3.1 Identification of DEGs
Gene expression profiles and corresponding clinical information of the GSE110224 and GSE112366 datasets were obtained from the GEO database. The data were normalized, and the differentially expressed genes were identified by cluster analysis and DEGs (Figure 1). By taking the intersection of the Venn diagram (Fig. 2A, B), 61 DEGs with the same trend of expression were obtained, including 44 up-regulated genes and 17 down-regulated genes.
3.2 GO and KEGG pathway enrichment analyses
The function of co-expressed genes was analyzed by GO and KEGG enrichment analysis. In the KEGG pathway, four important enrichment pathways are a humoral immune response, lipopolysaccharide response, response to bacterial-derived molecules, and cytokine-mediated signaling pathways (Figure 2C). The results of GO analysis showed that these genes were mainly enriched in humoral immune response, lipopolysaccharide response, and response to bacterial-derived molecules (Figure 2D). These findings strongly suggest that the humoral immune response is closely related to the occurrence and progression of these two diseases.
3.3 PPI Network and module analysis
Using Cytoscape, a PPI network with a total score greater than 0.4 was created, which consists of 39 nodes and 150 interaction pairs (figure 3A), using the MCODE plug-in to get the closest gene module to constitute a sub-network. A subset of these (Score value = 10) included 12 common DEGs (figure 3C), the vast majority of which were chemokine family members.

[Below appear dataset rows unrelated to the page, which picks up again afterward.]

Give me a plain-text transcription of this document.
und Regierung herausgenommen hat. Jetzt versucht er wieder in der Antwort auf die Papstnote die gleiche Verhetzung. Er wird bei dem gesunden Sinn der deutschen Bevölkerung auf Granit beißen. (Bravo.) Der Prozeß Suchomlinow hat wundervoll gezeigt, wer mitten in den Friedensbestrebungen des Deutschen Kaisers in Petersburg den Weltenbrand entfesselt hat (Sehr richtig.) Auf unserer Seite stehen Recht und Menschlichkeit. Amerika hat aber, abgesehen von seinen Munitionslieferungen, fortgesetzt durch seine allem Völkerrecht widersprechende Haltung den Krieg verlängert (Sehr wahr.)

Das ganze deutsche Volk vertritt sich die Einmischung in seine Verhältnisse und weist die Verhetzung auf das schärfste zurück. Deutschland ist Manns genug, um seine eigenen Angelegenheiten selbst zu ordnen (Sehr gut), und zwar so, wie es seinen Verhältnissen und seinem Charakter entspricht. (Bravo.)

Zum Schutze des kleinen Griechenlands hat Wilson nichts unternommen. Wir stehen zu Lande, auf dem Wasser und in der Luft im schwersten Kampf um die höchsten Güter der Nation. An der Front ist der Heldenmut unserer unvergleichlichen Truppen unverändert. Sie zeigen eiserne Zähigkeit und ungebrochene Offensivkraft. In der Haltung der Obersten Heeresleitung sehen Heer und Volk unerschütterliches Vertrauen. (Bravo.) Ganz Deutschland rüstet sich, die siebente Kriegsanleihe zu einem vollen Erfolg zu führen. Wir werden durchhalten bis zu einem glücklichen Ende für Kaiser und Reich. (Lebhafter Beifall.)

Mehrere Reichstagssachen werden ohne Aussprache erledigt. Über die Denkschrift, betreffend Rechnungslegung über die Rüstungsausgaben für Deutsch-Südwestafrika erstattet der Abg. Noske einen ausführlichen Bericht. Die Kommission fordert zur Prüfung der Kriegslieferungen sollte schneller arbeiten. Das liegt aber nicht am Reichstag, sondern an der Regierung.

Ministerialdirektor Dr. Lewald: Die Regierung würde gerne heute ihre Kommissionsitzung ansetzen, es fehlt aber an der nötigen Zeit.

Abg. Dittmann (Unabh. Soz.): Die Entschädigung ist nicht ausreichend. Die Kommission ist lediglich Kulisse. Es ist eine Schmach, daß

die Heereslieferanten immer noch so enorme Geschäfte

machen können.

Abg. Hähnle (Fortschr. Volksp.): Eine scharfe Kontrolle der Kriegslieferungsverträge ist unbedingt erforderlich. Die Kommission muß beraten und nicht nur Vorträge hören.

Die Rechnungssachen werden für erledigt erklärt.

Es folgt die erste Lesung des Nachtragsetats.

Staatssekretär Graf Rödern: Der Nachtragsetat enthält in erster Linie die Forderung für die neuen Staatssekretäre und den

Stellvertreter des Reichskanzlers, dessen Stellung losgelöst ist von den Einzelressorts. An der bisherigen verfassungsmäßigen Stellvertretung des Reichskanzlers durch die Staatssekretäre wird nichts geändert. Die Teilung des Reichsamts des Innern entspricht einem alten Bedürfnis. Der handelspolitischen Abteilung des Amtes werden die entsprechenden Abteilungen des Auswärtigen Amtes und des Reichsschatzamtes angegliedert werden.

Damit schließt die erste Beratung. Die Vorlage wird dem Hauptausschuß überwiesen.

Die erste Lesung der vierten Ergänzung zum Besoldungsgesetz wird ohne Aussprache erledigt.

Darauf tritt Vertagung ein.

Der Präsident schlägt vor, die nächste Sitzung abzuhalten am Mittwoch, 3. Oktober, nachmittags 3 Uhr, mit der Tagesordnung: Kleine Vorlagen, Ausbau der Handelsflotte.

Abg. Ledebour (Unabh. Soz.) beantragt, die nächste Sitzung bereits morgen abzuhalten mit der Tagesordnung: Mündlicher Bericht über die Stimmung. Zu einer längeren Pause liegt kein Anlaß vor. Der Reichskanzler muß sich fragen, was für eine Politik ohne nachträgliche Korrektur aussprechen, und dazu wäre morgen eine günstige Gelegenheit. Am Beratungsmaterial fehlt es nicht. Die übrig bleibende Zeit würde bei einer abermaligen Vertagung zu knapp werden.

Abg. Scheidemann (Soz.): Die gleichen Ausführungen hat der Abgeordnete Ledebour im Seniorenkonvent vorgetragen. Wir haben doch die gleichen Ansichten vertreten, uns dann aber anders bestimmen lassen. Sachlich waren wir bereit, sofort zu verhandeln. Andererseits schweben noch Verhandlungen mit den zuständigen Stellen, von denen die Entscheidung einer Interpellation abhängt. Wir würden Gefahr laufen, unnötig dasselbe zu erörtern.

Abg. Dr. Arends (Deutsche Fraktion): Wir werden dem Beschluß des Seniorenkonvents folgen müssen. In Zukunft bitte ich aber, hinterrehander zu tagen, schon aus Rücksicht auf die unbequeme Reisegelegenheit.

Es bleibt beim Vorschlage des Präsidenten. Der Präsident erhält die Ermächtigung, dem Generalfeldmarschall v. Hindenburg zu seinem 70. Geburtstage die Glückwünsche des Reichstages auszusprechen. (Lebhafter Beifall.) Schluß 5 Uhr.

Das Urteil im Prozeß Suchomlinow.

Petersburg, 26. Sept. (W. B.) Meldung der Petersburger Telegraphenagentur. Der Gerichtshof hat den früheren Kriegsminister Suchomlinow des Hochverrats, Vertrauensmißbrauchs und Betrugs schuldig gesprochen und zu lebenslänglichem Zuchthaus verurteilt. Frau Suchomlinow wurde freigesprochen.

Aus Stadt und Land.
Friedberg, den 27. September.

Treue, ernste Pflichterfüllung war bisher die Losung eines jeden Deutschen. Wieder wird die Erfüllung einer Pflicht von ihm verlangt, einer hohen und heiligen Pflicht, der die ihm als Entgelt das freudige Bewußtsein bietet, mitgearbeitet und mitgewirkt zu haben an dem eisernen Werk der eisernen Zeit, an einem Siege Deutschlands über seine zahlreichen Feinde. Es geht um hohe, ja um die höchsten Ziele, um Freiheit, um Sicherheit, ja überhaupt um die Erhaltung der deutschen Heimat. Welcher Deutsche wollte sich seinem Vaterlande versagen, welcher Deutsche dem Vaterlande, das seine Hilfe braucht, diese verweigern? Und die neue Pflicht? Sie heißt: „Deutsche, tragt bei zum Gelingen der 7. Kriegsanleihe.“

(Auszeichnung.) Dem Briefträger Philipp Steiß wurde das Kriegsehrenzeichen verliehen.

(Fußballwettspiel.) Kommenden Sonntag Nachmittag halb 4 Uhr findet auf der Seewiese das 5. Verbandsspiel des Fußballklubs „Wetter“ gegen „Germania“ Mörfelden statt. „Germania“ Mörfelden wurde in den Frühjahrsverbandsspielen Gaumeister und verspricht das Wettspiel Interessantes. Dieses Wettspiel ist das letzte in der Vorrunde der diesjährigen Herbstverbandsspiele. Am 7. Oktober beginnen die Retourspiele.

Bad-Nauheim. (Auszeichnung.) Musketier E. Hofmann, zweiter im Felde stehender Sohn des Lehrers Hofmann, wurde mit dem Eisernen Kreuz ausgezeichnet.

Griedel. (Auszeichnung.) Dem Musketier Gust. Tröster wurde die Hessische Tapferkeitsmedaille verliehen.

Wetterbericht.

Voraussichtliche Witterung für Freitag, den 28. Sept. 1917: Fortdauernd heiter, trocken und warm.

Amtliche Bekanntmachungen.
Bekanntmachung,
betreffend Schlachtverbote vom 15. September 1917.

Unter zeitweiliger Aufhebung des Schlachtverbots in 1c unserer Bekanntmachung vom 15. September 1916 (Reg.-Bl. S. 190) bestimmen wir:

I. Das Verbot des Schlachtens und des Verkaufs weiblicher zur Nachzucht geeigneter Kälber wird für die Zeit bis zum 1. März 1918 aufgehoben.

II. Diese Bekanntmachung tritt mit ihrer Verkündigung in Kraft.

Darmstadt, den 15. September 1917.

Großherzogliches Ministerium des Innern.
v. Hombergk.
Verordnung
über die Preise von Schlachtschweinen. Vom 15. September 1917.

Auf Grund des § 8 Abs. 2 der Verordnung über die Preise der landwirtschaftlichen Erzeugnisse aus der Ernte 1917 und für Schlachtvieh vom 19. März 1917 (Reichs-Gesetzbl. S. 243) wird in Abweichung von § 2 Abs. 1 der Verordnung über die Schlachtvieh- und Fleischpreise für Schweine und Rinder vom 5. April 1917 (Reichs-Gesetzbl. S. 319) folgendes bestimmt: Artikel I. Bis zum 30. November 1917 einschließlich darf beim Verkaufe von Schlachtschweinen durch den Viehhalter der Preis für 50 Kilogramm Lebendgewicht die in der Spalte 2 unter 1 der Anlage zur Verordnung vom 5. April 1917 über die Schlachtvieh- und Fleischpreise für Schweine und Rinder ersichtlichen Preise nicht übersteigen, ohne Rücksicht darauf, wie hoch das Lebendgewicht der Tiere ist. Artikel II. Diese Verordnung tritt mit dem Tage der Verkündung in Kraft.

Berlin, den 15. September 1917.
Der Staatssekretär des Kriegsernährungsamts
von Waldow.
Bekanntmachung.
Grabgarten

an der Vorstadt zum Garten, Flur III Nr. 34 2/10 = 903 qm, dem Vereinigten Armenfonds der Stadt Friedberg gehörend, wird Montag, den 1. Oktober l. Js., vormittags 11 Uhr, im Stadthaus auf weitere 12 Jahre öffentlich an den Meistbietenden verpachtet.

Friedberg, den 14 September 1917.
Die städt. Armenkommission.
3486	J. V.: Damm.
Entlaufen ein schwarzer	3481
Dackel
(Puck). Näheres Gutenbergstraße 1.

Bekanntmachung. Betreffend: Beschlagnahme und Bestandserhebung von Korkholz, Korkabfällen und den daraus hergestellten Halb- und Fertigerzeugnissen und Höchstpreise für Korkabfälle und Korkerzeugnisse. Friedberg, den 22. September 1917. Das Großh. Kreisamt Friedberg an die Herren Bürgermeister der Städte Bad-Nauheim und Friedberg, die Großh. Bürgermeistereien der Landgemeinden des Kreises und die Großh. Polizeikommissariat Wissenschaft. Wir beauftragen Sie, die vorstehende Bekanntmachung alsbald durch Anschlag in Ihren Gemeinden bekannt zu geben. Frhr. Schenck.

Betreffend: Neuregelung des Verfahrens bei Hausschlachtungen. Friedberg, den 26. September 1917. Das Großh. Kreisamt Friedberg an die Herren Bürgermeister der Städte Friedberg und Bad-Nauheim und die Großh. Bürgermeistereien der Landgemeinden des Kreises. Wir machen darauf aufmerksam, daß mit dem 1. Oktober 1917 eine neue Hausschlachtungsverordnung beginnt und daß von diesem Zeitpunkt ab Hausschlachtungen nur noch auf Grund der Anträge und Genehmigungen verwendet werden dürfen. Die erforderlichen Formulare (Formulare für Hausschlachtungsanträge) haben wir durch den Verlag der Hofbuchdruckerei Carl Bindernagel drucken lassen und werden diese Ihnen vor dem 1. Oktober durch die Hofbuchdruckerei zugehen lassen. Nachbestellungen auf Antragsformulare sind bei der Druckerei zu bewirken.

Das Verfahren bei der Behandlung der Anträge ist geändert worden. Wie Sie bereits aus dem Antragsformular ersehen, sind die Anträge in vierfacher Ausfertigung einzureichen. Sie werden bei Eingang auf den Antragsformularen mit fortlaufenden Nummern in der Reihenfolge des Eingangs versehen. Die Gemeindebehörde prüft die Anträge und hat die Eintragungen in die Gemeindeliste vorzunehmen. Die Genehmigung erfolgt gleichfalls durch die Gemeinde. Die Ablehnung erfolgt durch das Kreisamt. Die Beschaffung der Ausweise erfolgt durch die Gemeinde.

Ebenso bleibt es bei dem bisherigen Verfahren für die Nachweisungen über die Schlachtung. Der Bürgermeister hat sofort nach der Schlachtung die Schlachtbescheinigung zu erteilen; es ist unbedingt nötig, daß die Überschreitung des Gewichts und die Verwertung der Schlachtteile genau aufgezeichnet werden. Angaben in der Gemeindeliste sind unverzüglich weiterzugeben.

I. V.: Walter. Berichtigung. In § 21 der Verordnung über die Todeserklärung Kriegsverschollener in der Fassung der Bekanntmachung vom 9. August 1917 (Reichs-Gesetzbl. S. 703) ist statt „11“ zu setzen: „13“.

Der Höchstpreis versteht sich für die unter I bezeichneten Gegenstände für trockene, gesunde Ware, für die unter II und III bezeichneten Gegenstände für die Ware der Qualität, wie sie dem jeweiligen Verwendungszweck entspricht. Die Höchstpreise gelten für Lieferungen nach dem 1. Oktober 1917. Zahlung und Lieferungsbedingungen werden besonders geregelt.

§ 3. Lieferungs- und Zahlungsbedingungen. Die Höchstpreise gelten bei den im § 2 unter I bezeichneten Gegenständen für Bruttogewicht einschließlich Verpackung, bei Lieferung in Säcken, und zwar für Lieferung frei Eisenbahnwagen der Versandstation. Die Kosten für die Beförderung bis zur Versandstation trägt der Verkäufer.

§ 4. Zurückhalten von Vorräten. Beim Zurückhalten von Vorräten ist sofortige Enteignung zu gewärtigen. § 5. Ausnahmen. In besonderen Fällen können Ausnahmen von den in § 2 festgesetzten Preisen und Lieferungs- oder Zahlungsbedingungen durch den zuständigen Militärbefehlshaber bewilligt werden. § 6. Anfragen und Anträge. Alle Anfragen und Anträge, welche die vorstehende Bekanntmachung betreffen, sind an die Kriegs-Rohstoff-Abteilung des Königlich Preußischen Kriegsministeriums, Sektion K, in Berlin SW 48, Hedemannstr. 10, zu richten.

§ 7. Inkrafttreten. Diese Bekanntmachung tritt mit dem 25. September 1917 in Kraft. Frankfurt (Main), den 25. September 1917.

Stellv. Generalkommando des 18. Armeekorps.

3.4 Selection and Analysis of Hub Genes
The first 15 hub genes were screened using the Cysto-Hubba plug-in (figure 4A). Including CXCL11, MMP3, CXCL3, MMP1, CXCL5, CXCL2, LCN2, CXCL1, CXCL6, Il1b, FPR1, IL1RN, CCL23, FCGR3B, and S100A9(figure 4A). The Gene-MANIA database was used to investigate the combination networks and related functions of these genes (figure 4B). These hub genes demonstrated a sophisticated PPI network with 38.13% co-expression, 29.49% physical interaction, and 18.71% common protein domain (figure 4B). These genes were shown to be mostly connected to chemokine-mediated signaling pathways, chemokine responses, cellular responses to chemokines, and so on. (figure 4D). Furthermore, KEGG pathway analysis confirmed that they were primarily enriched in lipids and arteriosclerosis, formation of neutrophil extracellular traps, leukocyte migration across endothelial cells, etc. (figure 4E, F).

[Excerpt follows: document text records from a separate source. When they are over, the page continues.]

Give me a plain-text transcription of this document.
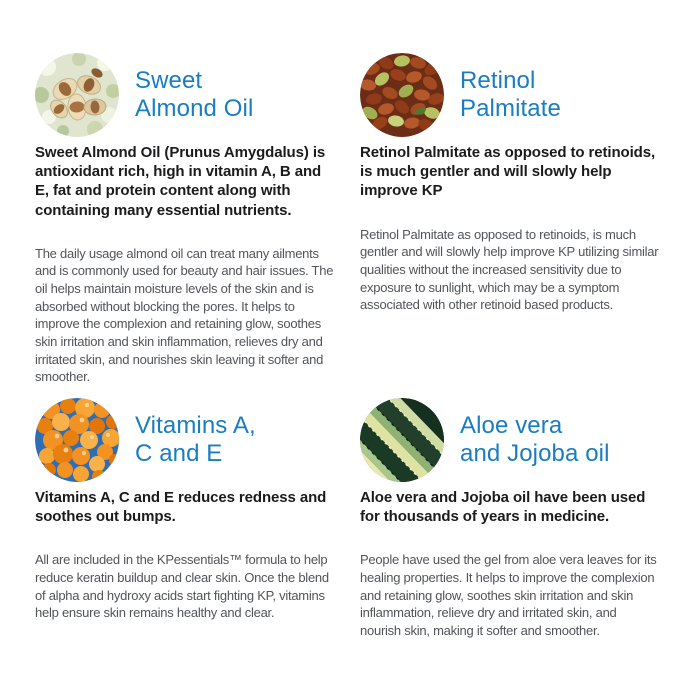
Sweet
Almond Oil

Sweet Almond Oil (Prunus Amygdalus) is antioxidant rich, high in vitamin A, B and E, fat and protein content along with containing many essential nutrients.

The daily usage almond oil can treat many ailments and is commonly used for beauty and hair issues. The oil helps maintain moisture levels of the skin and is absorbed without blocking the pores. It helps to improve the complexion and retaining glow, soothes skin irritation and skin inflammation, relieves dry and irritated skin, and nourishes skin leaving it softer and smoother.

Retinol
Palmitate

Retinol Palmitate as opposed to retinoids, is much gentler and will slowly help improve KP

Retinol Palmitate as opposed to retinoids, is much gentler and will slowly help improve KP utilizing similar qualities without the increased sensitivity due to exposure to sunlight, which may be a symptom associated with other retinoid based products.

Vitamins A,
C and E

Vitamins A, C and E reduces redness and soothes out bumps.

All are included in the KPessentials™ formula to help reduce keratin buildup and clear skin. Once the blend of alpha and hydroxy acids start fighting KP, vitamins help ensure skin remains healthy and clear.

Aloe vera
and Jojoba oil

Aloe vera and Jojoba oil have been used for thousands of years in medicine.

People have used the gel from aloe vera leaves for its healing properties. It helps to improve the complexion and retaining glow, soothes skin irritation and skin inflammation, relieve dry and irritated skin, and nourish skin, making it softer and smoother.
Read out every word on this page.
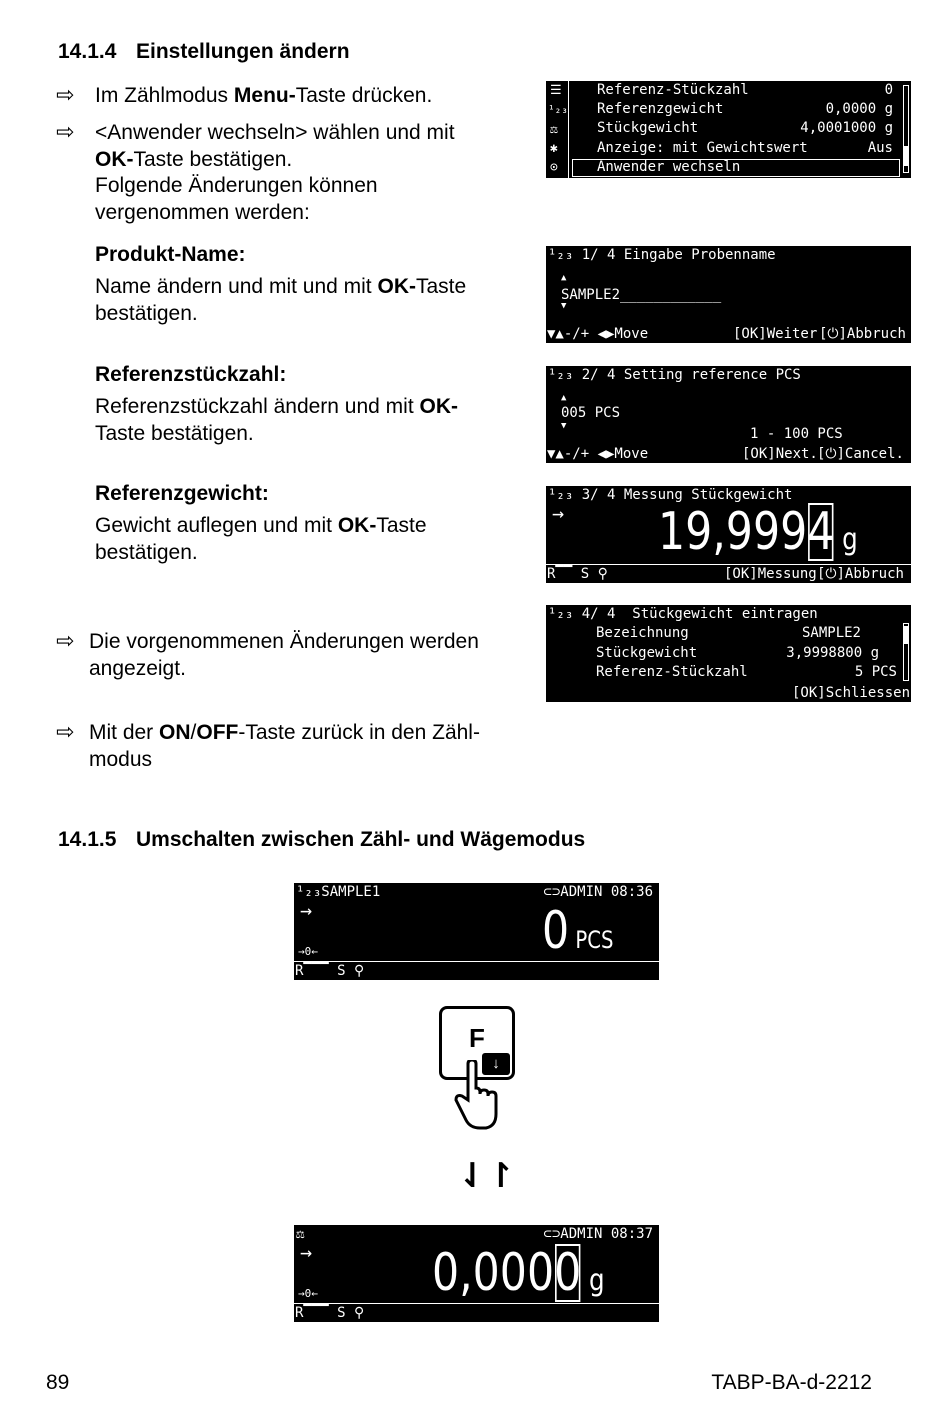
14.1.4 Einstellungen ändern
⇨ Im Zählmodus Menu-Taste drücken.
⇨ <Anwender wechseln> wählen und mit
OK-Taste bestätigen.
Folgende Änderungen können
vergenommen werden:
Produkt-Name:
Name ändern und mit und mit OK-Taste
bestätigen.
Referenzstückzahl:
Referenzstückzahl ändern und mit OK-
Taste bestätigen.
Referenzgewicht:
Gewicht auflegen und mit OK-Taste
bestätigen.
⇨ Die vorgenommenen Änderungen werden
angezeigt.
⇨ Mit der ON/OFF-Taste zurück in den Zähl-
modus
☰
¹₂₃
⚖
✱
⊙
Referenz-Stückzahl	0
Referenzgewicht	0,0000 g
Stückgewicht	4,0001000 g
Anzeige: mit Gewichtswert	Aus
Anwender wechseln
¹₂₃ 1/ 4 Eingabe Probenname
▲
SAMPLE2____________
▼
▼▲-/+ ◀▶Move	[OK]Weiter [⏻]Abbruch
¹₂₃ 2/ 4 Setting reference PCS
▲
005 PCS
▼	1 - 100 PCS
▼▲-/+ ◀▶Move	[OK]Next. [⏻]Cancel.
¹₂₃ 3/ 4 Messung Stückgewicht
→ 19,9994 g
R▔▔ S ⚲	[OK]Messung [⏻]Abbruch
¹₂₃ 4/ 4  Stückgewicht eintragen
Bezeichnung	SAMPLE2
Stückgewicht	3,9998800 g
Referenz-Stückzahl	5 PCS
[OK]Schliessen
14.1.5 Umschalten zwischen Zähl- und Wägemodus
¹₂₃SAMPLE1	⊂⊃ADMIN 08:36
→
→0←	0 PCS
R▔▔▔ S ⚲
F
↓
⇃↾
⚖	⊂⊃ADMIN 08:37
→
→0← 0,0000 g
R▔▔▔ S ⚲
89	TABP-BA-d-2212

3.5 Relationship between CXCL1 and immunity
Analysis by the TISIDB database found a positive association of CXCL1 with immune cell infiltration in colon cancer, including neutrophil and CD4 effector T cells, CD8 effector T cells, etc. (figure 5B-H). At the same time, we analyzed the correlation with immune checkpoints and found that CXCL1 was positively correlated with immune checkpoint molecules that promote immune escape, such as PDCD1, CD274, etc. (figure 5J-M). What’s more, for verification of the expression levels for such hub genes, the TCGA-COAD dataset and an external CD dataset were employed. The findings revealed that all hub genes except CCL23 were significantly upregulated in colon cancer tissues in the external data set (TCGA-COAD) compared with the normal gut (figure 6). Similarly, in another data set (GSE102133), the expression of all genes except CCL23 was also higher than that of normal colon tissues (figure 7). The TCGA-COAD dataset was used to validate the prognostic impact of all 15 pivotal genes in colon cancer. The results showed that only CXCL1 was associated with prognosis in colon cancer, and its low expression was associated with poor prognosis (figure 8). Further, to clarify the role of CXCL1 in colon cancer, analysis of the TCGA-COAD data set found that low CXCL1 expression was associated with higher pathological stage, N stage, and M stage (figure 8G, H).